強いて言えば、座禅すること自体が目的かな?


何が得られるか、得られないかは人から教えてもらうようなものではない。


・・・と答えます。


まさに「禅問答」ですね。(^ω^)


座禅に限らず日本の教育って、大なり小なりこれに似ています。


師匠から芸を盗め!

見て覚えろ!

体で覚えろ!


楽曲なら、音符さえもありません。


でも、日本の伝統芸能って十二音技法では表現できないものであり、その表現しにくいところが芸のコアであり、価値のあるところなんです。

その通りだと思います。


だけれども、スポーツや科学、範囲を広げて教育全般はそれではダメなはずです。


日本の【伝承】問題について、最大の欠点がそこにあるのです。


映画の冒頭、エディー・ジョーンズに日本チームが罵倒されます。


こんな低い次元で満足するな!

自分を甘やかすのはいい加減にしろ!

こんな負けかたして、オマエラにプライドはないのか!

相手にナメられ侮辱されているのにヘラヘラ笑うな!

オマエラは勝つ気が全く無い!!

・・・


もっと酷いことを言われましたが書ききれない。

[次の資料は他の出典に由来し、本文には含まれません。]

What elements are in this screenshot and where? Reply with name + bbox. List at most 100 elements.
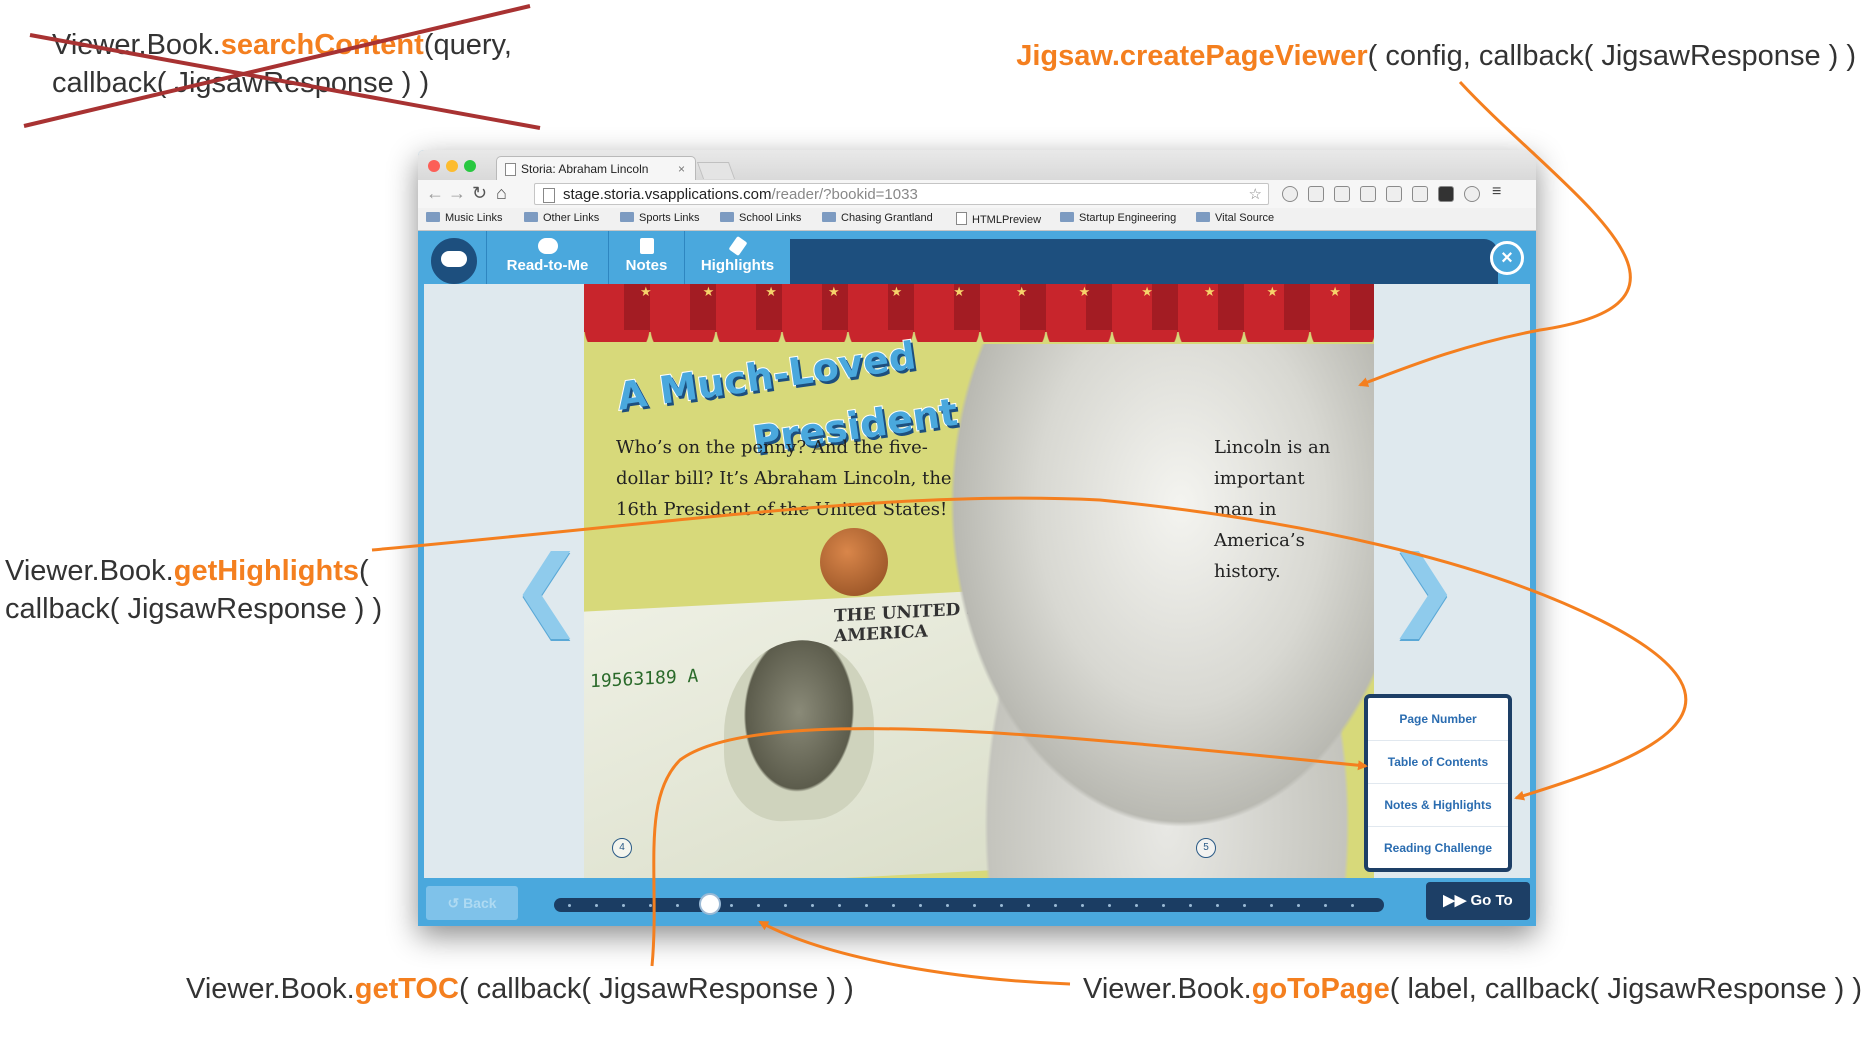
previous-page-arrow-icon[interactable]: ❮ — [510, 536, 584, 639]
slider-tick — [1243, 904, 1246, 907]
bookmark-item[interactable]: HTMLPreview — [956, 212, 1041, 226]
slider-tick — [568, 904, 571, 907]
bookmark-label: Vital Source — [1215, 212, 1275, 224]
slider-thumb[interactable] — [699, 893, 721, 915]
back-arrow-icon[interactable]: ← — [426, 183, 444, 204]
menu-icon[interactable]: ≡ — [1492, 183, 1501, 201]
slider-tick — [865, 904, 868, 907]
folder-icon — [426, 212, 440, 222]
slider-tick — [946, 904, 949, 907]
annotation-args: ( label, callback( JigsawResponse ) ) — [1389, 973, 1863, 1005]
slider-tick — [1324, 904, 1327, 907]
bookmark-item[interactable]: School Links — [720, 212, 801, 224]
menu-item-page-number[interactable]: Page Number — [1368, 698, 1508, 741]
home-icon[interactable]: ⌂ — [496, 183, 507, 204]
annotation-prefix: Viewer.Book. — [52, 29, 221, 61]
annotation-search-content: Viewer.Book.searchContent(query, callbac… — [52, 26, 512, 102]
slider-tick — [1189, 904, 1192, 907]
extension-icon[interactable] — [1438, 186, 1454, 202]
slider-tick — [649, 904, 652, 907]
header-bar — [790, 239, 1498, 284]
menu-item-table-of-contents[interactable]: Table of Contents — [1368, 741, 1508, 784]
bookmark-label: Startup Engineering — [1079, 212, 1177, 224]
browser-tab[interactable]: Storia: Abraham Lincoln × — [496, 156, 696, 180]
highlights-button[interactable]: Highlights — [684, 231, 790, 284]
bookmark-item[interactable]: Startup Engineering — [1060, 212, 1176, 224]
storia-logo[interactable] — [428, 235, 480, 287]
menu-item-reading-challenge[interactable]: Reading Challenge — [1368, 827, 1508, 869]
slider-tick — [838, 904, 841, 907]
slider-tick — [1135, 904, 1138, 907]
annotation-prefix: Viewer.Book. — [5, 555, 174, 587]
bill-serial: 19563189 A — [590, 665, 699, 693]
bookmark-label: Music Links — [445, 212, 503, 224]
go-to-button[interactable]: ▶▶ Go To — [1426, 882, 1530, 920]
highlighter-icon — [727, 236, 748, 256]
slider-tick — [1216, 904, 1219, 907]
bookmark-item[interactable]: Chasing Grantland — [822, 212, 933, 224]
folder-icon — [1196, 212, 1210, 222]
address-bar[interactable]: stage.storia.vsapplications.com/reader/?… — [534, 183, 1269, 205]
folder-icon — [1060, 212, 1074, 222]
book-text-left: Who’s on the penny? And the five-dollar … — [616, 437, 952, 520]
speech-bubble-icon — [537, 238, 558, 254]
extension-icon[interactable] — [1308, 186, 1324, 202]
menu-item-notes-highlights[interactable]: Notes & Highlights — [1368, 784, 1508, 827]
slider-tick — [757, 904, 760, 907]
slider-tick — [676, 904, 679, 907]
pocket-icon[interactable] — [1464, 186, 1480, 202]
extension-icon[interactable] — [1334, 186, 1350, 202]
lincoln-memorial-image — [914, 344, 1374, 878]
annotation-function: goToPage — [1251, 973, 1390, 1005]
page-icon — [505, 163, 516, 176]
tab-close-icon[interactable]: × — [678, 157, 685, 181]
slider-tick — [622, 904, 625, 907]
read-to-me-label: Read-to-Me — [506, 257, 589, 274]
read-to-me-button[interactable]: Read-to-Me — [486, 231, 608, 284]
page-slider[interactable] — [554, 893, 1384, 915]
bookmark-item[interactable]: Other Links — [524, 212, 599, 224]
folder-icon — [720, 212, 734, 222]
star-icon[interactable]: ☆ — [1249, 184, 1262, 206]
folder-icon — [620, 212, 634, 222]
tab-strip: Storia: Abraham Lincoln × — [418, 150, 1536, 180]
penny-image — [820, 528, 888, 596]
back-button[interactable]: ↺ Back — [426, 886, 518, 920]
reader-header: Read-to-Me Notes Highlights × — [418, 231, 1536, 287]
lincoln-portrait — [724, 636, 874, 825]
slider-tick — [1351, 904, 1354, 907]
browser-toolbar: ← → ↻ ⌂ stage.storia.vsapplications.com/… — [418, 180, 1536, 208]
slider-tick — [1297, 904, 1300, 907]
slider-tick — [1162, 904, 1165, 907]
forward-arrow-icon[interactable]: → — [448, 183, 466, 204]
folder-icon — [822, 212, 836, 222]
zoom-window-button[interactable] — [464, 160, 476, 172]
slider-tick — [1081, 904, 1084, 907]
bookmark-item[interactable]: Music Links — [426, 212, 502, 224]
bookmark-item[interactable]: Vital Source — [1196, 212, 1274, 224]
close-reader-button[interactable]: × — [1490, 241, 1524, 275]
slider-tick — [595, 904, 598, 907]
extension-icon[interactable] — [1360, 186, 1376, 202]
slider-tick — [784, 904, 787, 907]
slider-tick — [1000, 904, 1003, 907]
annotation-get-highlights: Viewer.Book.getHighlights( callback( Jig… — [5, 552, 382, 628]
annotation-prefix: Viewer.Book. — [186, 973, 355, 1005]
page-number-right: 5 — [1196, 838, 1216, 858]
page-icon — [956, 212, 967, 225]
minimize-window-button[interactable] — [446, 160, 458, 172]
annotation-args: ( config, callback( JigsawResponse ) ) — [1367, 40, 1856, 72]
slider-tick — [973, 904, 976, 907]
annotation-get-toc: Viewer.Book.getTOC( callback( JigsawResp… — [186, 970, 854, 1008]
close-window-button[interactable] — [428, 160, 440, 172]
annotation-args-line2: callback( JigsawResponse ) ) — [5, 593, 383, 625]
new-tab-button[interactable] — [696, 162, 736, 179]
extension-icon[interactable] — [1282, 186, 1298, 202]
cast-icon[interactable] — [1412, 186, 1428, 202]
notes-icon — [639, 238, 654, 254]
notes-button[interactable]: Notes — [608, 231, 684, 284]
reload-icon[interactable]: ↻ — [472, 183, 487, 204]
next-page-arrow-icon[interactable]: ❯ — [1386, 536, 1460, 639]
extension-icon[interactable] — [1386, 186, 1402, 202]
bookmark-item[interactable]: Sports Links — [620, 212, 700, 224]
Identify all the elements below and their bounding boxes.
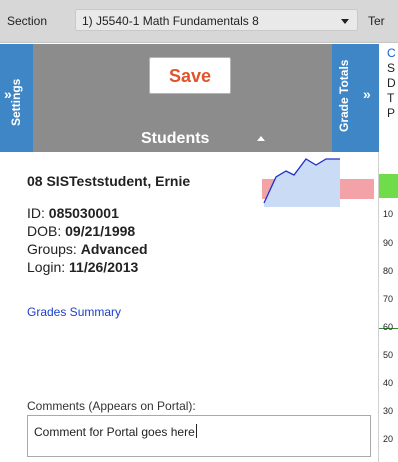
chart-green-bar — [379, 174, 398, 198]
student-groups-line: Groups: Advanced — [27, 241, 148, 257]
strip-letter: S — [387, 61, 396, 75]
student-login-value: 11/26/2013 — [69, 259, 139, 275]
save-button[interactable]: Save — [149, 57, 231, 94]
save-button-label: Save — [168, 66, 212, 86]
section-label: Section — [7, 14, 48, 28]
caret-up-icon[interactable] — [257, 136, 265, 141]
comments-field[interactable]: Comment for Portal goes here — [27, 415, 371, 457]
strip-letter: P — [387, 106, 396, 120]
settings-tab-label: Settings — [9, 78, 23, 126]
chart-tick-label: 60 — [383, 322, 394, 332]
student-id-value: 085030001 — [48, 205, 119, 221]
grade-totals-panel-edge: C S D T P — [379, 44, 398, 152]
chart-tick-label: 90 — [383, 238, 394, 248]
sparkline-area — [264, 159, 340, 207]
section-bar: Section 1) J5540-1 Math Fundamentals 8 T… — [0, 0, 398, 43]
student-name: 08 SISTeststudent, Ernie — [27, 173, 191, 189]
grades-summary-link[interactable]: Grades Summary — [27, 305, 121, 319]
settings-tab[interactable]: » Settings — [0, 44, 33, 152]
chart-tick-label: 40 — [383, 378, 394, 388]
grade-totals-tab-label: Grade Totals — [337, 59, 351, 132]
strip-letter: D — [387, 76, 396, 90]
chart-tick-label: 20 — [383, 434, 394, 444]
student-login-label: Login: — [27, 259, 66, 275]
student-dob-label: DOB: — [27, 223, 62, 239]
student-id-line: ID: 085030001 — [27, 205, 119, 221]
section-select[interactable]: 1) J5540-1 Math Fundamentals 8 — [75, 9, 358, 31]
chart-tick-label: 30 — [383, 406, 394, 416]
student-dob-value: 09/21/1998 — [65, 223, 136, 239]
students-title[interactable]: Students — [141, 130, 209, 148]
double-chevron-right-icon: » — [363, 86, 371, 102]
comments-label: Comments (Appears on Portal): — [27, 399, 196, 413]
section-select-value: 1) J5540-1 Math Fundamentals 8 — [82, 14, 259, 28]
sparkline-red-band-right — [340, 179, 374, 199]
chart-tick-label: 70 — [383, 294, 394, 304]
chart-tick-label: 80 — [383, 266, 394, 276]
student-dob-line: DOB: 09/21/1998 — [27, 223, 135, 239]
term-label: Ter — [368, 14, 385, 28]
student-groups-label: Groups: — [27, 241, 77, 257]
student-login-line: Login: 11/26/2013 — [27, 259, 138, 275]
strip-letter[interactable]: C — [387, 46, 396, 60]
chart-tick-label: 50 — [383, 350, 394, 360]
grade-chart-edge: 10 90 80 70 60 50 40 30 20 — [379, 152, 398, 462]
chart-tick-label: 10 — [383, 209, 394, 219]
grade-trend-sparkline — [262, 158, 374, 207]
student-panel: 08 SISTeststudent, Ernie ID: 085030001 D… — [0, 152, 379, 462]
students-header: Save Students — [33, 44, 332, 152]
student-groups-value: Advanced — [80, 241, 148, 257]
grade-totals-tab[interactable]: Grade Totals » — [332, 44, 379, 152]
strip-letter: T — [387, 91, 395, 105]
student-id-label: ID: — [27, 205, 45, 221]
comments-field-text: Comment for Portal goes here — [34, 424, 197, 439]
chevron-down-icon — [341, 19, 349, 24]
text-cursor — [195, 424, 197, 438]
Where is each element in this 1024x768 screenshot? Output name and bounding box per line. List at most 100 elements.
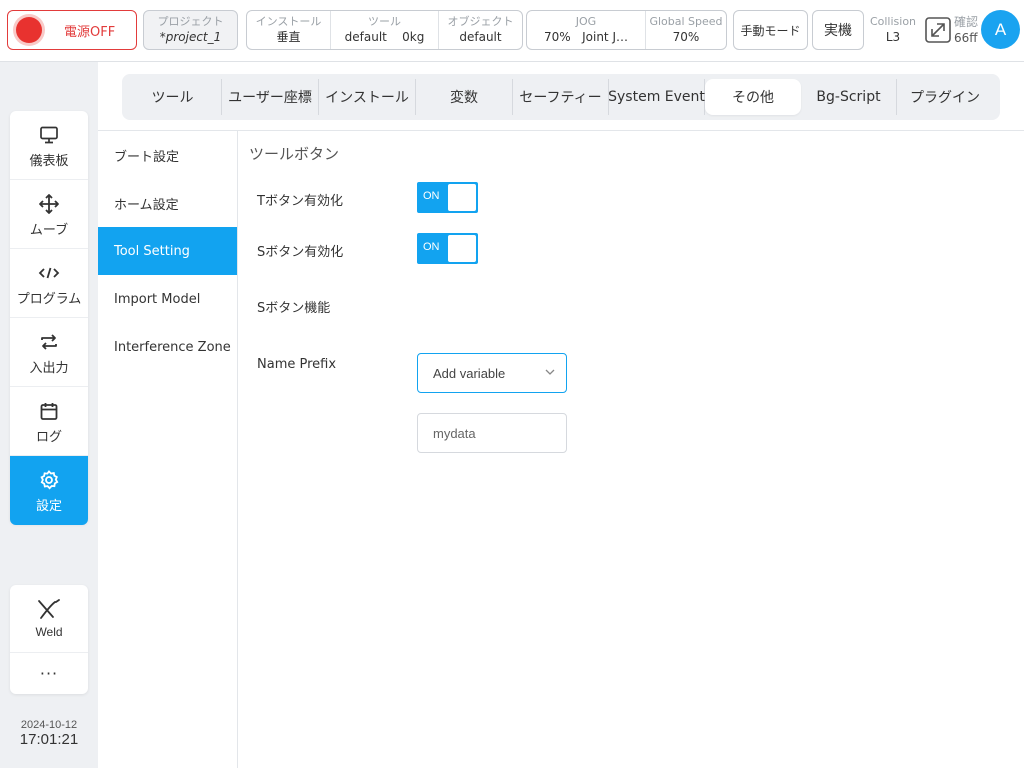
other-settings-menu: ブート設定 ホーム設定 Tool Setting Import Model In… bbox=[98, 131, 238, 768]
swap-arrows-icon bbox=[39, 329, 59, 355]
more-options-button[interactable]: ··· bbox=[10, 653, 88, 693]
s-button-enable-toggle[interactable]: ON bbox=[417, 233, 478, 264]
collision-level[interactable]: Collision L3 bbox=[868, 14, 918, 45]
nav-label-settings: 設定 bbox=[35, 499, 62, 514]
chevron-down-icon bbox=[544, 366, 556, 381]
s-button-toggle-state: ON bbox=[423, 241, 440, 253]
nav-label-dashboard: 儀表板 bbox=[29, 153, 69, 169]
project-selector[interactable]: プロジェクト *project_1 bbox=[143, 10, 238, 50]
move-arrows-icon bbox=[38, 191, 60, 217]
calendar-icon bbox=[39, 398, 59, 424]
jog-title: JOG bbox=[575, 15, 597, 28]
nav-item-io[interactable]: 入出力 bbox=[10, 318, 88, 387]
plugin-navigation: Weld ··· bbox=[10, 585, 88, 694]
tool-field[interactable]: ツール default 0kg bbox=[331, 11, 439, 49]
real-machine-button[interactable]: 実機 bbox=[812, 10, 864, 50]
nav-label-move: ムーブ bbox=[29, 222, 69, 238]
code-icon bbox=[38, 260, 60, 286]
power-indicator-icon bbox=[16, 17, 42, 43]
t-button-enable-label: Tボタン有効化 bbox=[257, 194, 343, 209]
project-title: プロジェクト bbox=[157, 15, 224, 28]
tool-name: default bbox=[344, 30, 387, 44]
tab-system-event[interactable]: System Event bbox=[608, 79, 705, 115]
menu-item-interference-zone[interactable]: Interference Zone bbox=[98, 323, 237, 371]
nav-item-settings[interactable]: 設定 bbox=[10, 456, 88, 525]
menu-item-boot-settings[interactable]: ブート設定 bbox=[98, 131, 237, 179]
current-date: 2024-10-12 bbox=[20, 719, 78, 731]
jog-speed: 70% bbox=[543, 30, 571, 44]
collision-title: Collision bbox=[869, 15, 917, 28]
tool-setting-content: ツールボタン Tボタン有効化 ON Sボタン有効化 ON Sボタン機能 Add … bbox=[238, 131, 1024, 768]
tool-weight: 0kg bbox=[402, 30, 425, 44]
install-value: 垂直 bbox=[276, 30, 301, 44]
tab-safety[interactable]: セーフティー bbox=[513, 79, 609, 115]
s-button-enable-label: Sボタン有効化 bbox=[257, 245, 344, 260]
manual-mode-button[interactable]: 手動モード bbox=[733, 10, 808, 50]
tab-tool[interactable]: ツール bbox=[124, 79, 222, 115]
tool-value: default 0kg bbox=[345, 29, 425, 45]
confirm-value: 66ff bbox=[954, 31, 978, 45]
object-title: オブジェクト bbox=[447, 15, 514, 28]
menu-item-tool-setting[interactable]: Tool Setting bbox=[98, 227, 237, 275]
nav-item-program[interactable]: プログラム bbox=[10, 249, 88, 318]
s-button-function-label: Sボタン機能 bbox=[257, 301, 331, 316]
top-status-bar: 電源OFF プロジェクト *project_1 インストール 垂直 ツール de… bbox=[0, 0, 1024, 62]
user-avatar[interactable]: A bbox=[981, 10, 1020, 49]
name-prefix-label: Name Prefix bbox=[257, 357, 337, 372]
settings-tab-bar: ツール ユーザー座標 インストール 変数 セーフティー System Event… bbox=[122, 74, 1000, 120]
nav-item-move[interactable]: ムーブ bbox=[10, 180, 88, 249]
tab-user-coordinates[interactable]: ユーザー座標 bbox=[222, 79, 319, 115]
current-time: 17:01:21 bbox=[19, 731, 79, 748]
nav-label-io: 入出力 bbox=[29, 360, 69, 376]
jog-mode: Joint J… bbox=[582, 30, 628, 44]
global-speed-value: 70% bbox=[672, 30, 700, 44]
menu-item-import-model[interactable]: Import Model bbox=[98, 275, 237, 323]
nav-item-weld[interactable]: Weld bbox=[10, 585, 88, 653]
tab-bg-script[interactable]: Bg-Script bbox=[801, 79, 897, 115]
confirm-status: 確認 66ff bbox=[954, 14, 978, 46]
global-speed-field[interactable]: Global Speed 70% bbox=[646, 11, 726, 49]
jog-field[interactable]: JOG 70% Joint J… bbox=[527, 11, 646, 49]
settings-main-panel: ツール ユーザー座標 インストール 変数 セーフティー System Event… bbox=[98, 62, 1024, 768]
object-field[interactable]: オブジェクト default bbox=[439, 11, 522, 49]
install-field[interactable]: インストール 垂直 bbox=[247, 11, 331, 49]
confirm-title: 確認 bbox=[954, 15, 979, 29]
tab-other[interactable]: その他 bbox=[705, 79, 801, 115]
jog-speed-panel[interactable]: JOG 70% Joint J… Global Speed 70% bbox=[526, 10, 727, 50]
gear-icon bbox=[39, 467, 59, 493]
more-dots-icon: ··· bbox=[39, 663, 59, 683]
toggle-knob bbox=[448, 184, 476, 211]
nav-label-program: プログラム bbox=[16, 291, 82, 307]
power-button[interactable]: 電源OFF bbox=[7, 10, 137, 50]
install-title: インストール bbox=[255, 15, 322, 28]
tab-variables[interactable]: 変数 bbox=[416, 79, 513, 115]
tool-title: ツール bbox=[368, 15, 401, 28]
section-title: ツールボタン bbox=[249, 145, 340, 163]
expand-icon[interactable] bbox=[924, 16, 952, 44]
monitor-icon bbox=[39, 122, 59, 148]
name-prefix-input[interactable]: mydata bbox=[417, 413, 567, 453]
global-speed-title: Global Speed bbox=[649, 15, 723, 28]
nav-item-log[interactable]: ログ bbox=[10, 387, 88, 456]
collision-value: L3 bbox=[885, 30, 901, 44]
name-prefix-value: mydata bbox=[433, 425, 476, 441]
jog-value: 70% Joint J… bbox=[544, 29, 628, 45]
t-button-enable-toggle[interactable]: ON bbox=[417, 182, 478, 213]
s-button-function-select[interactable]: Add variable bbox=[417, 353, 567, 393]
power-label: 電源OFF bbox=[64, 24, 116, 40]
menu-item-home-settings[interactable]: ホーム設定 bbox=[98, 179, 237, 227]
t-button-toggle-state: ON bbox=[423, 190, 440, 202]
object-value: default bbox=[459, 30, 502, 44]
nav-item-dashboard[interactable]: 儀表板 bbox=[10, 111, 88, 180]
install-tool-object-panel[interactable]: インストール 垂直 ツール default 0kg オブジェクト default bbox=[246, 10, 523, 50]
weld-torch-icon bbox=[35, 598, 63, 625]
toggle-knob bbox=[448, 235, 476, 262]
main-navigation: 儀表板 ムーブ プログラム 入出力 ログ 設定 bbox=[10, 111, 88, 525]
s-button-function-value: Add variable bbox=[433, 365, 506, 381]
datetime-display: 2024-10-12 17:01:21 bbox=[10, 719, 88, 748]
tab-install[interactable]: インストール bbox=[319, 79, 416, 115]
tab-plugins[interactable]: プラグイン bbox=[897, 79, 993, 115]
nav-label-weld: Weld bbox=[35, 625, 63, 639]
project-name: *project_1 bbox=[159, 30, 222, 44]
nav-label-log: ログ bbox=[35, 429, 62, 445]
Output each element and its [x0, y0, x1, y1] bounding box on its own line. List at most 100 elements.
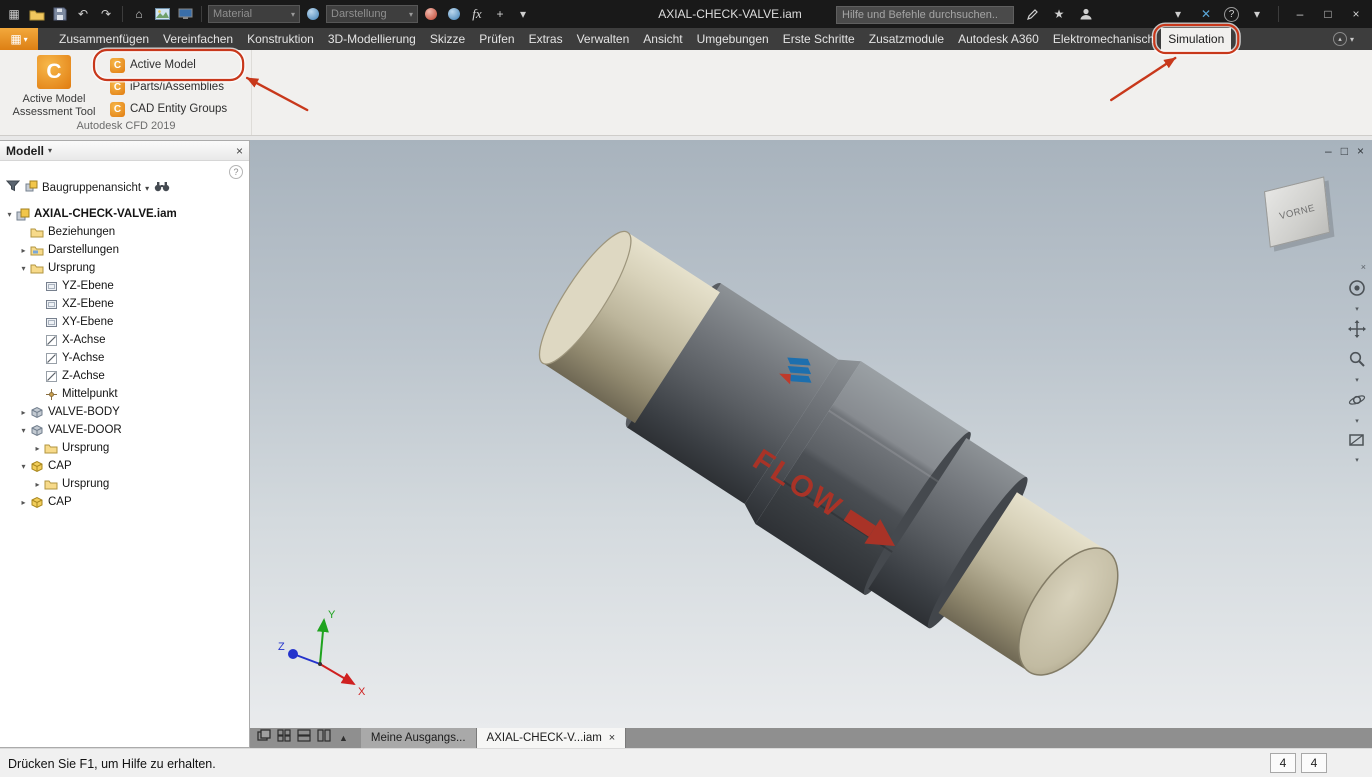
tab-elektromechanisch[interactable]: Elektromechanisch — [1046, 28, 1161, 50]
view-mode-selector[interactable]: Baugruppenansicht ▾ — [25, 179, 149, 197]
tree-item-valve-body[interactable]: ▸ VALVE-BODY — [0, 403, 249, 421]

(^_^ゞ


それでも、反論できない。


そういう風に教育されてきたのだから。


日本チームだって努力を積み重ねてきたし、一生懸命練習してきた。


でも、頭の片隅に南アに勝てるはずがないと思っていた。


目的を果たすなら、目的に合った練習方法をしなければならない。


その方法が分かれば、負けるはずがないという自信に変わる。


実に単純な論法です。


エディー・ジョーンズはそれをゼロから始めなければならなかった。


彼の果たした功績は実に大きいのです。


4年前、南アに勝った。


今回、アイルランドにもスコットランドにも勝った。


何故勝ったのか?


どうやったから勝てたのか?


先ずその知識を「伝承」しなければならないはずです。


伝承がなければ、次のワールドカップで一勝もできない可能性が高いのです。


日本の快進撃に日本中が喜び沸き立って、久々に日本人としてのプライドを思い出しています。


だが、勝った秘訣をラグビー以外に適用できないかを考える日本人は少ない。


こと、教育に関連する人は、取り敢えず映画【ブライトンミラクル(Rrighton Miracle)】を見てください。